Getting back to Turing, his most concrete claim to fame was surely the wizard-level code-breaking operations that he performed for the British government during World War II, at Bletchley Park.

He was a practicing homosexual at a time in the UK when relationships of this kind were branded as criminal. The poor man, suffering no doubt from a form of autism (Asperger Syndrome) that made him socially awkward, was obliged to undergo ignominious chemical castration. In June 1954, a fortnight before his 42nd birthday, Turing was found dead in his laboratory, poisoned by cyanide, and clutching a half-eaten apple.

A British journalist once asked Steve Jobs if the logo of Apple computer was intended as a tribute to Turing. "No, that's not the case," replied Jobs, "but God, we wish it were."

Brilliant book

This excellent book by the Oxford physicist David Deutsch came out a decade ago, but I've only just got around to reading it.

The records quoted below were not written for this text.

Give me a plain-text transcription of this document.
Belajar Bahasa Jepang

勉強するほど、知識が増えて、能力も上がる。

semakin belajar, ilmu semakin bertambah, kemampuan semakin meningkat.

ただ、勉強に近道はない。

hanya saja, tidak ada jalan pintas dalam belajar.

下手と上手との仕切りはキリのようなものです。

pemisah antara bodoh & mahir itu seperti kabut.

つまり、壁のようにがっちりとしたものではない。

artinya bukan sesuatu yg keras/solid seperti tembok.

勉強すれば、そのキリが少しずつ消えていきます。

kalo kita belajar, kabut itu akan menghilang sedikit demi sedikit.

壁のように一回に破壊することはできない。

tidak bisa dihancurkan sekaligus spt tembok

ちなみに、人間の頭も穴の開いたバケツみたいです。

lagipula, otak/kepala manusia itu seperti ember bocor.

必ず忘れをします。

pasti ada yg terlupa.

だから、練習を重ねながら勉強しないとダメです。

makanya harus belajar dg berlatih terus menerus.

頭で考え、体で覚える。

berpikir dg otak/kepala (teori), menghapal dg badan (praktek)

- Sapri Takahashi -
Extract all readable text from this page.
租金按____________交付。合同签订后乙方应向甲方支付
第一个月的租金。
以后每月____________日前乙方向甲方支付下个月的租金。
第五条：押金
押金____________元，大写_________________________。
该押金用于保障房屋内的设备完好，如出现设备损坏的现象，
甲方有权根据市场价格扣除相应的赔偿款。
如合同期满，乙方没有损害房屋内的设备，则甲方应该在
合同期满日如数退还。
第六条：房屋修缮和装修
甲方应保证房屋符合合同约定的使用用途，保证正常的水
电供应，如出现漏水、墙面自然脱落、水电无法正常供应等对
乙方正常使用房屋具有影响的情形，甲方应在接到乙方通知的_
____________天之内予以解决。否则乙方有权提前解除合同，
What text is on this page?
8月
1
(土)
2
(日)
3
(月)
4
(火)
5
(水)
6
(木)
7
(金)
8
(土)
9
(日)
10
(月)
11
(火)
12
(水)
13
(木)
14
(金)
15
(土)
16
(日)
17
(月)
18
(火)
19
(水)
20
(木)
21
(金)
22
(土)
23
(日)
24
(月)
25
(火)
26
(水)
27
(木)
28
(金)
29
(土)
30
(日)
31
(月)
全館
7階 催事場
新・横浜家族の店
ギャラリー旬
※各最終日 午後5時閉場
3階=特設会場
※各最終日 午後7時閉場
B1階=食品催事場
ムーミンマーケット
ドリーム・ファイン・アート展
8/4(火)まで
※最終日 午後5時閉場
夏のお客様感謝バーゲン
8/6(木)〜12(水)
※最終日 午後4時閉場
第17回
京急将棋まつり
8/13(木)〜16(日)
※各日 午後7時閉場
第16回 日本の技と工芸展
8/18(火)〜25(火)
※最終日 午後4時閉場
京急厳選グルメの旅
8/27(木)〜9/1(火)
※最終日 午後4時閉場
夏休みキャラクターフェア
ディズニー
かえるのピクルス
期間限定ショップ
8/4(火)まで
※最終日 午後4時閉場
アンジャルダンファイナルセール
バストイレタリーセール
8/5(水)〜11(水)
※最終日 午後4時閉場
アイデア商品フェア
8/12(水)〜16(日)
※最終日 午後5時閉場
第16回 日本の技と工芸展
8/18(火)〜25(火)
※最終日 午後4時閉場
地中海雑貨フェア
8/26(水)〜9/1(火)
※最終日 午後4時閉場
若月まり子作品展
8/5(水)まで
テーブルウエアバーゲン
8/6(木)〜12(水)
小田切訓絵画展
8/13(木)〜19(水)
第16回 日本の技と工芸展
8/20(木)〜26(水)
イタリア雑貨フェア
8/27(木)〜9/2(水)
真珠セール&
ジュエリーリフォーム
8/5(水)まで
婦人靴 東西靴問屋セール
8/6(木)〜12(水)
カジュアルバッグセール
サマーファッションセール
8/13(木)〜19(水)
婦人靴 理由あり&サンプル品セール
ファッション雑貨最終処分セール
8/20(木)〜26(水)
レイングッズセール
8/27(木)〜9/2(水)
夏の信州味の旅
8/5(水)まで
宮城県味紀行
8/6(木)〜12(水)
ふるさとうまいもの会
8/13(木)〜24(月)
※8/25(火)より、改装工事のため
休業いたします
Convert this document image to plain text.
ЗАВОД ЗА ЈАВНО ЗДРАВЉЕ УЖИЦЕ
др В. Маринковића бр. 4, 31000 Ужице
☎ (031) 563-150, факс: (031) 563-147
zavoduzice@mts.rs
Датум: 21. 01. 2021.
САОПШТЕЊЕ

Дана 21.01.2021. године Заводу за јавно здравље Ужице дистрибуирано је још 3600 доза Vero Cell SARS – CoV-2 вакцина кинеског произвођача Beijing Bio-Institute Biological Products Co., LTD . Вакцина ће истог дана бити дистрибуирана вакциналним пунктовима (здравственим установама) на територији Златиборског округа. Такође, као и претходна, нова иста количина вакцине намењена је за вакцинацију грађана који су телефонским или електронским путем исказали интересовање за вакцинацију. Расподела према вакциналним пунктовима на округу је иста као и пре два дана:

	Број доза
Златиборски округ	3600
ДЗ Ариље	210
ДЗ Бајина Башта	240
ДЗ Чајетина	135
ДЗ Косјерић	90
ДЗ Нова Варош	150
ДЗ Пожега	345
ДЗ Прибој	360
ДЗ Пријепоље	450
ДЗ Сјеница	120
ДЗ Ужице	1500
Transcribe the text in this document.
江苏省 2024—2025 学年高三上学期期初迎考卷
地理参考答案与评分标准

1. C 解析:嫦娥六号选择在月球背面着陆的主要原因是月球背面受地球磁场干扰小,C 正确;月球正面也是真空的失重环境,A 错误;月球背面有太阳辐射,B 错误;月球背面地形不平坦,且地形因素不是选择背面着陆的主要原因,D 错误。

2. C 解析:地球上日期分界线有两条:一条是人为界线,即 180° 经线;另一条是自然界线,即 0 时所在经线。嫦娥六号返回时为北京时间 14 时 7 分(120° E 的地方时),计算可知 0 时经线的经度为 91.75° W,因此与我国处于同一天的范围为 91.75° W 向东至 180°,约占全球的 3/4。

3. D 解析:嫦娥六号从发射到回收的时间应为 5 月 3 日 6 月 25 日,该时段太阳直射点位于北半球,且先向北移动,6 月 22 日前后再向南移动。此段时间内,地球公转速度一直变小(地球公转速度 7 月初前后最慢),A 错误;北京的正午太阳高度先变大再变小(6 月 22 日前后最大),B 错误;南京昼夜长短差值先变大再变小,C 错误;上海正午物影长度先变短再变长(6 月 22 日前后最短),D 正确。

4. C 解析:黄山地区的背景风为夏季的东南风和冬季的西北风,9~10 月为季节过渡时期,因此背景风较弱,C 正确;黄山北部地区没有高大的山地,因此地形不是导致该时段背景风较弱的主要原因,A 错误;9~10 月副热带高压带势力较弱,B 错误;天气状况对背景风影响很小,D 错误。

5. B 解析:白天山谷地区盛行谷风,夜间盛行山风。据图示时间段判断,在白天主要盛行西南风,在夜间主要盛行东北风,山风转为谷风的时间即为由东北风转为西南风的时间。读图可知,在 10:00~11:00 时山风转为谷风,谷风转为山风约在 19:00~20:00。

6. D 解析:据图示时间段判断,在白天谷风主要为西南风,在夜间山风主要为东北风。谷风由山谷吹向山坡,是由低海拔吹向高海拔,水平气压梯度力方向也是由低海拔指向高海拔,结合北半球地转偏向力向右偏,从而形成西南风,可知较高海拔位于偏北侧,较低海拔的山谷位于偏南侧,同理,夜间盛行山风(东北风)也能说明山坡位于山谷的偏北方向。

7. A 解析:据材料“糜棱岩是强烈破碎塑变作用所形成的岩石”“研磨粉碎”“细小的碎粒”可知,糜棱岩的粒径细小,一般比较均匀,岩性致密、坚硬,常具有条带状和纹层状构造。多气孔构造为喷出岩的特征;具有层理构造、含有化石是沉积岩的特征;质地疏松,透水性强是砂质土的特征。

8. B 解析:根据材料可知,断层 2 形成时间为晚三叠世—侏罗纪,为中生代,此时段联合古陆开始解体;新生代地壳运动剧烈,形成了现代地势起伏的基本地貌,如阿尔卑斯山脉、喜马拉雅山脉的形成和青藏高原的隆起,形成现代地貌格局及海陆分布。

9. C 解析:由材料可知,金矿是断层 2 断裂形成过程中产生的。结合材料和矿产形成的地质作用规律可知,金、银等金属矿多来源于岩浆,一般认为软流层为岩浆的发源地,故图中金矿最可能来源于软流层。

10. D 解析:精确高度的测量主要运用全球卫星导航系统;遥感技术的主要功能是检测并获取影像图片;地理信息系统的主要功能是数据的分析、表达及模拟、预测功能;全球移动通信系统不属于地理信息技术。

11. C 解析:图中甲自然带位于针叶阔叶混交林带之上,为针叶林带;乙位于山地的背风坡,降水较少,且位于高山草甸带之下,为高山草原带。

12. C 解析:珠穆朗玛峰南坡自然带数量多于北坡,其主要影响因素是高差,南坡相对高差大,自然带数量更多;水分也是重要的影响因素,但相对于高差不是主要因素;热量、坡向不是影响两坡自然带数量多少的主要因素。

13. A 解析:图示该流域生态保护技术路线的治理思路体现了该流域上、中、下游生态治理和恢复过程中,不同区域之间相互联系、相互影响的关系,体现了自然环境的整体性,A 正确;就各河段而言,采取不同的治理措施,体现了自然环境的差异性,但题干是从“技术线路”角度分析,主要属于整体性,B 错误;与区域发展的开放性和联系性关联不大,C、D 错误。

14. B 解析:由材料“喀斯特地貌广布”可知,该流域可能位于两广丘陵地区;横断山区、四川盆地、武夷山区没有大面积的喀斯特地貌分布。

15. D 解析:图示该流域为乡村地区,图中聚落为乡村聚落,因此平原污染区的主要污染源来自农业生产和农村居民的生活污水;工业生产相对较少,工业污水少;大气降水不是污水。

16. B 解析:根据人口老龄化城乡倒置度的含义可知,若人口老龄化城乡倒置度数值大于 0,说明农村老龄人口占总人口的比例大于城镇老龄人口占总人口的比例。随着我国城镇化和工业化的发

Seeking to lay the foundations of a vast theory of everything, Deutsch introduces four great domains of knowledge that he refers to as strands:

— Quantum physics

— Epistemology, inspired by the work of Karl Popper

— Theory of computation, inspired by the work of Alan Turing

— Theory of evolution, inspired by the work of Richard Dawkins.

It's rare to find an eclectic author who's prepared to blend such different disciplines into a synthetic whole.